Sourdough Bread (Crusty, Chewy, and Way Easier Than You Think)

Let’s demystify sourdough. It’s not magic. It’s not a part-time job. It’s flour, water, salt, and a little patience. This recipe gives you a crusty, chewy, tangy loaf with an open crumb and a crackling crust. No slap-and-fold marathon required. Let’s bake.

Ingredients

Makes 1 large loaf.

  • 100g active sourdough starter (fed 4–6 hours ago, bubbly)
  • 350g warm water (about 80°F / 27°C)
  • 500g bread flour (or all-purpose)
  • 10g salt (about 2 tsp)

Total flour + water = ~75% hydration.
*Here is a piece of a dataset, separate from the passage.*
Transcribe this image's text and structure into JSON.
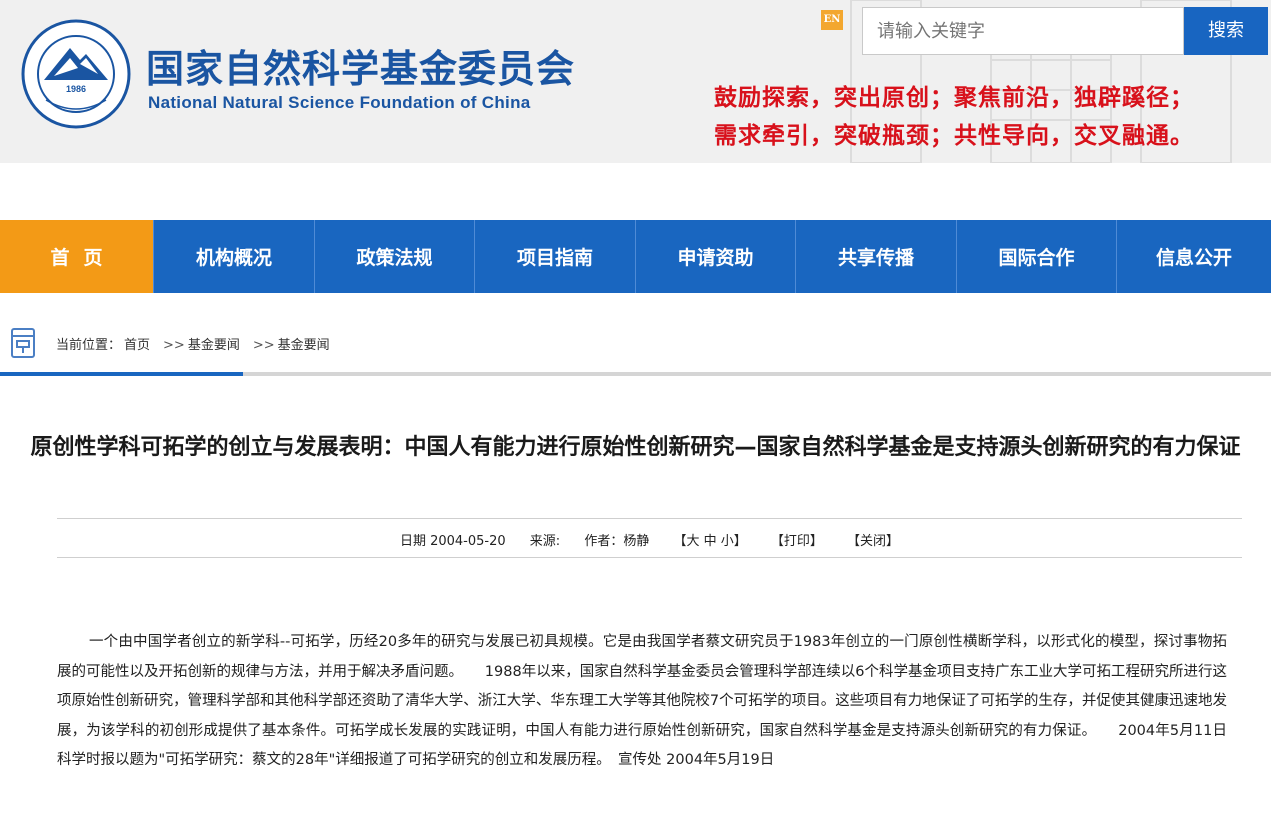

That’s the sweet spot.

Step-by-Step Instructions

Step 1: Mix

  1. In a large bowl, whisk starter and water together. Add flour and salt. Mix with your hands until a shaggy dough forms (no dry bits). Cover and rest 30 minutes.

Step 2: Stretch & Fold

  1. Over 2 hours, do 3 sets of stretch-and-folds (every 30–45 minutes). Wet your hand, grab a side of dough, stretch up, fold over. Rotate bowl and repeat 4 times. Dough will get smoother.

Step 3: Bulk Ferment

  1. Cover and let dough rise at room temperature for 4–6 hours until nearly doubled and bubbly on top.

Step 4: Shape

  1. Turn dough onto a lightly floured surface. Fold into a tight round. Place seam-side up into a floured proofing basket or bowl lined with a floured towel.

Step 5: Cold Proof

  1. Cover and refrigerate 8–24 hours (longer = tangier).

Step 6: Bake

  1. Preheat oven to 450°F (230°C) with a Dutch oven inside for 30 minutes.
  2. Turn dough onto parchment. Score the top with a lame or knife.
  3. Lower into hot Dutch oven, cover, bake 20 minutes. Remove lid, bake 20–25 minutes more until deep brown.
  4. Cool completely on a rack (at least 1 hour) before slicing.

Summary

Prep Time: 20 min active | Ferment + Proof: 12–30 hours | Bake: 45 min

Yield: 1 large loaf | Difficulty: Medium (requires starter)

Storage Notes

Counter (cut side down): 3 days. Freezer (sliced): 3 months. Toast frozen slices directly. Never refrigerate—it stales faster.